His heart leaped, and he swung the flashlight beam to his left from where the voice had come. “Mrs. Som?” He crawled across the debris until he could make out the shape of the girls’ mother kneeling, facing the bedrolls where the children had slept below the open window. Despite the dust, she seemed very neat. She was dressed in her best phasin and her hair was pulled tightly back from her face into a bun. She turned her head to him and smiled. He smiled back to show his relief.
“You’ve been lucky. Come. We have to get out of here before this ceiling comes down completely.” She didn’t move.
“Dr. Siri. I’m worried about my girls.”
“No. They’re fine. Come now.” He reached out a hand for her.
“I’m afraid they’ll be lonely.”
His hand dropped. He knew right away what she meant. He understood, and his stomach turned.
“Oh, no, Mrs.-”
“I was often cross with them. I shouted at them a lot. Perhaps they won’t understand that was a mother’s way to show how she feels. Can you be sure to tell them I love them?”
He lowered his head. “I’m so sorry.”
The large crowd gathered at the front of the house gasped and muttered when Siri appeared at the front door. He’d carried Mrs. Som’s crushed body as far as Vong’s room and left it there.

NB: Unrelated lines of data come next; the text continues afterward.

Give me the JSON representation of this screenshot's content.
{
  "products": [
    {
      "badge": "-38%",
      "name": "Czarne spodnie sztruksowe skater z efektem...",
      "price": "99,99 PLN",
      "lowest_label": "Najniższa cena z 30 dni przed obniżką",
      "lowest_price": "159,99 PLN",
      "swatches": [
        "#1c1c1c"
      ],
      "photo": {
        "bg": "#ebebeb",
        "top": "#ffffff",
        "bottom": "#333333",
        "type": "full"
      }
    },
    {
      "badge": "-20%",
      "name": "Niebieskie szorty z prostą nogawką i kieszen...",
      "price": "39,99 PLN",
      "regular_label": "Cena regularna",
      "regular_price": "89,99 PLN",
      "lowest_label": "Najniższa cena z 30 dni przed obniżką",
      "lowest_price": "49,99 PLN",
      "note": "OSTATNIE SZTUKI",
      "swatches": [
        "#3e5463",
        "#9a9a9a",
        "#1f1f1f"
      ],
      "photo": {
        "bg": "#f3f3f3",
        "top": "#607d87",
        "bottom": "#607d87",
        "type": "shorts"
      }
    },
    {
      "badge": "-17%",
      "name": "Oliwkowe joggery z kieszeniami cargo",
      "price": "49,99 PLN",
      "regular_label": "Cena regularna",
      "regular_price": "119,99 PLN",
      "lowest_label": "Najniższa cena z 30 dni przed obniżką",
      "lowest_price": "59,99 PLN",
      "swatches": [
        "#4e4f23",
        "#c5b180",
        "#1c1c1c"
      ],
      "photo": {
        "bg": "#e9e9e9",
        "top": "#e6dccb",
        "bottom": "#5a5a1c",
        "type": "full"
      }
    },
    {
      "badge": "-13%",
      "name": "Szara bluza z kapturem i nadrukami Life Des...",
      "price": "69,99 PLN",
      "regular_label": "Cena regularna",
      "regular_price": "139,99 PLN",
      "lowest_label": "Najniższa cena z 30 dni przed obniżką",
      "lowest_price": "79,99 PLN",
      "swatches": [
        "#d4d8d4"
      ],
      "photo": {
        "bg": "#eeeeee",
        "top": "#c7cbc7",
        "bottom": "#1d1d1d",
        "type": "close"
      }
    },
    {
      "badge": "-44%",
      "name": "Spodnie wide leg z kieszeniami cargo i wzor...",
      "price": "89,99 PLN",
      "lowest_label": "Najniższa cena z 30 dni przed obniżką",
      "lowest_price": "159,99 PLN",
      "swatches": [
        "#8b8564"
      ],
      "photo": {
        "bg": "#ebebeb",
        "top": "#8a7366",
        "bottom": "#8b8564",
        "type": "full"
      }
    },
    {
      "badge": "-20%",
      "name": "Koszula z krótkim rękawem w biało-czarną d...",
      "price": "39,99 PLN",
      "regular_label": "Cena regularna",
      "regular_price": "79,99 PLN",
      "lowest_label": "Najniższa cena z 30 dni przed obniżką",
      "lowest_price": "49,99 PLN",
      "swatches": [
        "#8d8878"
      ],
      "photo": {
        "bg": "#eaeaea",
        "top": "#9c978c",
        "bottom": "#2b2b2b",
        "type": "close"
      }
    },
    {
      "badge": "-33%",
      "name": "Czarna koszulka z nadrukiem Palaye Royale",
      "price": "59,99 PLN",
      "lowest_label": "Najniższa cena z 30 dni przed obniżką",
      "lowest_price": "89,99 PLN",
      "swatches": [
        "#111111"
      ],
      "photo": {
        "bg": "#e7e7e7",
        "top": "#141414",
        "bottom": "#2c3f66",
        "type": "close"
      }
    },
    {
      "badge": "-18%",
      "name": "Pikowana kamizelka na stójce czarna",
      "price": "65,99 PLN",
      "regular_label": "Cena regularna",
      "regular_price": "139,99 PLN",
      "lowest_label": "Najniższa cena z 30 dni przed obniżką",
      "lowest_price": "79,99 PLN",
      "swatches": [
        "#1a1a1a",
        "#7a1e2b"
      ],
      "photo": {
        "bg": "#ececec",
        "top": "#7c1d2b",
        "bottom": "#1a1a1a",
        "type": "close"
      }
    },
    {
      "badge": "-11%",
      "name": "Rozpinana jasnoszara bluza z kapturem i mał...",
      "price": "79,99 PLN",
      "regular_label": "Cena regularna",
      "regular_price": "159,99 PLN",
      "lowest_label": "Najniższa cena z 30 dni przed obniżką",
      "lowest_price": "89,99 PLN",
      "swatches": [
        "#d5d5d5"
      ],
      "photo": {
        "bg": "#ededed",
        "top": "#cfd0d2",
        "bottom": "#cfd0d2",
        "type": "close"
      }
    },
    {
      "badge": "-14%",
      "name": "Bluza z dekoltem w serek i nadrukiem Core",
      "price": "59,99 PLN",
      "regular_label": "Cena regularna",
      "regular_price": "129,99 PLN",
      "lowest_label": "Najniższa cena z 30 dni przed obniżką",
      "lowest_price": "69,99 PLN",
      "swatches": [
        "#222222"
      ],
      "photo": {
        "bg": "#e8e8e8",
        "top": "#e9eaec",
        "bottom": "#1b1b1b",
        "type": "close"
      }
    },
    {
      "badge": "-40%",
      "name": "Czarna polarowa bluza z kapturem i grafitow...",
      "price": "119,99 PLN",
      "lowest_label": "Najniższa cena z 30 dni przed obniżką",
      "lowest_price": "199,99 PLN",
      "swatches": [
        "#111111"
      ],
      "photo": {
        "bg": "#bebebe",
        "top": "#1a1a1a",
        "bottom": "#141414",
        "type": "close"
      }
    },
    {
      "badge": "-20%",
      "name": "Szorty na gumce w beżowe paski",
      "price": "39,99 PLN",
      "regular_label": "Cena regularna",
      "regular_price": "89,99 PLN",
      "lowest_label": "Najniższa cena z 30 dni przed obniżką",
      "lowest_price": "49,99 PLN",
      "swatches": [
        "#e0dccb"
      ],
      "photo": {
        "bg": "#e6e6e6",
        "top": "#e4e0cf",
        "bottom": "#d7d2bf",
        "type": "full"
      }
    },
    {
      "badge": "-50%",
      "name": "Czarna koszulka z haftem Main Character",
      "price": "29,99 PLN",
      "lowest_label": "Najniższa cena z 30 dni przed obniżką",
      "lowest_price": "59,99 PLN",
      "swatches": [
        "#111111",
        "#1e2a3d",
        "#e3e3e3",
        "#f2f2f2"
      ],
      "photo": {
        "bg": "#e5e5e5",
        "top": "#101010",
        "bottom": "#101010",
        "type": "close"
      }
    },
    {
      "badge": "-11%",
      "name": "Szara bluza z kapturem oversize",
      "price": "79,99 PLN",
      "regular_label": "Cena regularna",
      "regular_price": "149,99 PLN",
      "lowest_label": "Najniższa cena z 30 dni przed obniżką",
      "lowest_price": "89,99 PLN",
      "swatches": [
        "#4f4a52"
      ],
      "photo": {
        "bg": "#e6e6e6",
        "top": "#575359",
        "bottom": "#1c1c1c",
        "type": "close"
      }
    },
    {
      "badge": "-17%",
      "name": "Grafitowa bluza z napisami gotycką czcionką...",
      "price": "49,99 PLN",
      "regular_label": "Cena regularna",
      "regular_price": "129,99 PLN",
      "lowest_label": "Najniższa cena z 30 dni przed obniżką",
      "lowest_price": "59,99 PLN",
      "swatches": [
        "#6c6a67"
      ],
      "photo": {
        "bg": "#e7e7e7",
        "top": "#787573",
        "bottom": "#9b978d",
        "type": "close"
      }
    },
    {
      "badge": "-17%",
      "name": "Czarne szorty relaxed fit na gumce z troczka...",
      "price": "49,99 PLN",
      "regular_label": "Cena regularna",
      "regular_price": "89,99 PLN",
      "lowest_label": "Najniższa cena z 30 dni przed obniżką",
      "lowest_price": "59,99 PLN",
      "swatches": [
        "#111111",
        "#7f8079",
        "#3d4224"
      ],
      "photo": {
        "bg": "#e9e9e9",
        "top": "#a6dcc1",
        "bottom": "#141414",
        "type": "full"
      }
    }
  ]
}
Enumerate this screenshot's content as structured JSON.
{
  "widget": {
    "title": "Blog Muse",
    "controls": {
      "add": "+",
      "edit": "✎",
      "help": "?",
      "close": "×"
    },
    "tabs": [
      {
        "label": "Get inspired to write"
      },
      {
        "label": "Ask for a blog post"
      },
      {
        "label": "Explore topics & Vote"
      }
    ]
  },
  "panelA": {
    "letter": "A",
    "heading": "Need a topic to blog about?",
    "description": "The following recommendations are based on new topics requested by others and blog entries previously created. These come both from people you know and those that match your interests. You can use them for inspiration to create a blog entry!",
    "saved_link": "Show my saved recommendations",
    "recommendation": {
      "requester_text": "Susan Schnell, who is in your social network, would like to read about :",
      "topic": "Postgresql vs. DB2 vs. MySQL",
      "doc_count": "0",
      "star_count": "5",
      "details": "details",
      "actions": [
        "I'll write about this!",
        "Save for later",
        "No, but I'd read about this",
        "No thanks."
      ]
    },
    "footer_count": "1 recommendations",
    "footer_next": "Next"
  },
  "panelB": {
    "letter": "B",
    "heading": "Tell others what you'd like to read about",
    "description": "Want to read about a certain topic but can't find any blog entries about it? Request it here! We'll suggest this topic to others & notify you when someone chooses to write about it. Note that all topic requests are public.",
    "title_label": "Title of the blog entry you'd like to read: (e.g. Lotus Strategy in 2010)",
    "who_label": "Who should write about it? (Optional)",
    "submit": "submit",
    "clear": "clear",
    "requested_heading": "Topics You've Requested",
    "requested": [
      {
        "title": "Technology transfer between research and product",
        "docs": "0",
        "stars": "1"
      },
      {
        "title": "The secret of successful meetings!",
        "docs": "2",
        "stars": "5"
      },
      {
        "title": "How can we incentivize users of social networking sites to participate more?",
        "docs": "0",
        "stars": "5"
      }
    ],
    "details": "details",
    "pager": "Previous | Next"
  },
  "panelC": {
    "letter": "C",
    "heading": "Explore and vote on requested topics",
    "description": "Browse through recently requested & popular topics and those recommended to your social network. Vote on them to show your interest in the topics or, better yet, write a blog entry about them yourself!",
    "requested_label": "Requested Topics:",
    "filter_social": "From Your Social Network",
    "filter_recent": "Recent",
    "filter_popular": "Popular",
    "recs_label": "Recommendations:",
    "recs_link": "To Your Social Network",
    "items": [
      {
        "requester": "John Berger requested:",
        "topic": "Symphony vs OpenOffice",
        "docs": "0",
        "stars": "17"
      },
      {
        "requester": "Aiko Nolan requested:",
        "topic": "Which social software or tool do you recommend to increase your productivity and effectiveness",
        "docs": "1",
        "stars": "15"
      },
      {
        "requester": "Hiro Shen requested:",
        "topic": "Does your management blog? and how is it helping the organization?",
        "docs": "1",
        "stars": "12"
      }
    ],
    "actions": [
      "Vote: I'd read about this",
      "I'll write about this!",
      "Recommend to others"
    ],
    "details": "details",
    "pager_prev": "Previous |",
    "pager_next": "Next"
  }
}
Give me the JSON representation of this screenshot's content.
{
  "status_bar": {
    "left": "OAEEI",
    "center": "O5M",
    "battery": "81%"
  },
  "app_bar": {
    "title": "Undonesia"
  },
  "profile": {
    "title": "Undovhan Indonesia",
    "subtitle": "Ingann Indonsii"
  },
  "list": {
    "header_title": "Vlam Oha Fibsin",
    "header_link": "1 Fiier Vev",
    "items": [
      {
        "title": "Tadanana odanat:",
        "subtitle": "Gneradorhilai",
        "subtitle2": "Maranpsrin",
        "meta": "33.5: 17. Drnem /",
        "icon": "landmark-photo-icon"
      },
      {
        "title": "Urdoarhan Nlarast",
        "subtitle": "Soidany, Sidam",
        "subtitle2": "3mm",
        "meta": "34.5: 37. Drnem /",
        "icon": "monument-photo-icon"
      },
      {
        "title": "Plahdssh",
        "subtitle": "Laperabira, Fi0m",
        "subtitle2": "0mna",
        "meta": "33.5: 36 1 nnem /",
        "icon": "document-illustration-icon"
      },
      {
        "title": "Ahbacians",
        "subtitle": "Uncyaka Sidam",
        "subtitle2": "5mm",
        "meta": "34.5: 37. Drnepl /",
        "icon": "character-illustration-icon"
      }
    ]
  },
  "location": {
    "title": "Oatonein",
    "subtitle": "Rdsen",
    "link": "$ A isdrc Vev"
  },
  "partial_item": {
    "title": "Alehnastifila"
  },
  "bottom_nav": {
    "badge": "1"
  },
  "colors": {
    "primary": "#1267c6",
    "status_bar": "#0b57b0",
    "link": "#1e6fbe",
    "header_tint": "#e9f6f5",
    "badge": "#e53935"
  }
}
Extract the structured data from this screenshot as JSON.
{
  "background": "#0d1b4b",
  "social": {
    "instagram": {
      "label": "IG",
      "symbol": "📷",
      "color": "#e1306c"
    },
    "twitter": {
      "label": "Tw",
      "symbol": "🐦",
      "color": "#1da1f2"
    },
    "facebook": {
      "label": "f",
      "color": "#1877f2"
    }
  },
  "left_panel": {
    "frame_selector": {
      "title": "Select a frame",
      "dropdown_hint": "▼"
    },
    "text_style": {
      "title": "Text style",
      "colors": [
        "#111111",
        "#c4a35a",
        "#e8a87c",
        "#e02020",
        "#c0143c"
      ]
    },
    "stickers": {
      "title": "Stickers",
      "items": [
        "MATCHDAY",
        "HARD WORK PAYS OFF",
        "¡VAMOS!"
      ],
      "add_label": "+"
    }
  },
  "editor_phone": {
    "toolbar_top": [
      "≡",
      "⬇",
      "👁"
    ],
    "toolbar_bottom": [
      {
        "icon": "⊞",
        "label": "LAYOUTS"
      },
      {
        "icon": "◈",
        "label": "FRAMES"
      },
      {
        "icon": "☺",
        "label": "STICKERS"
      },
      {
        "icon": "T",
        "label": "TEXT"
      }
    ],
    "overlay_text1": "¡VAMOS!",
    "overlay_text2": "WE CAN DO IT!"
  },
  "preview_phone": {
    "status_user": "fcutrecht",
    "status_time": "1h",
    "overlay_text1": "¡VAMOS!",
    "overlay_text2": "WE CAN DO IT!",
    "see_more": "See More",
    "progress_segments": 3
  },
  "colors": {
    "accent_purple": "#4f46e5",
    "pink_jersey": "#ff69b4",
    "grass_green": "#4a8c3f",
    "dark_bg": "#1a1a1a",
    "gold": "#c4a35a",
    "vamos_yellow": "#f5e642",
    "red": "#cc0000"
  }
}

He didn’t want the girls to see it or to raise their hopes she might be alive. He wheezed a few orders here and there to the neighbors, made sure the couple upstairs had been brought down, then collapsed inelegantly in the vegetable patch.
A Hospital without Doctors
He awoke in one of the few private rooms available at the hospital. His eyes were so sore, it was like looking through greasy windows. The walls and ceiling were Wattay blue. There was one unshaded strip light on the ceiling. A Thai plowing calendar was the only decoration. It was a room devoid of therapy.
“Welcome back.” Dtui was beside the bed, fussing around with several trays of roots and powders. The hospital budget could no longer stretch to foreign-made pharmaceuticals, and they had fallen back on natural remedies. In most cases, the patients could be thankful.
“What am I doing here?”
“Sleeping, mostly. You breathed in about a kilo of dust last night while you were being a hero. You passed out. They had to give you oxygen.”
“Last night? Right. It’s getting so I don’t know what’s real and what’s a dream these days. I was hoping that was one of the imaginary disasters.”
“No. Your house really blew up. It fell down completely after you got here.”
“How are the little girls?”
“Sorry. Don’t know. I just came to work this morning and they told me you were here. I didn’t get a lot of information from your bodyguard.”
“I have a bodyguard?” He coughed up phlegm into a cloth Dtui had waiting.
“Two at the moment. I believe they’re from the Security Section. One’s got a nice smile. He wants to talk to you when you come around. Have you come around?”
“I’m a bit weak, but we should get this over with.”
“I’ll tell him. I’ll bring you some breakfast when he’s done with you. I’ll have to get it from outside. There was a fire in the kitchen last night. The food’s so bad, it was probably started by the patients.” She went over to the door.
“Oh, Dtui. Has Phosy been by the office yet?”
“The policeman? Not while I was there. Why?”
“He’s coming to pick up the original of the report and the autopsy photos. You’ll have to show him where they are.”
“I’ll tell Geung. He’ll have to wait for the pictures, though: they aren’t back from the photograph shop yet.”
“And tell him,” he started another coughing fit. “Tell him I’m in here.”
“Yes, my leader.”
The young man from the Security Section was very polite and very thorough. He’d already been briefed on the information Siri had given Civilai, but he wanted it all again, in Siri’s own words.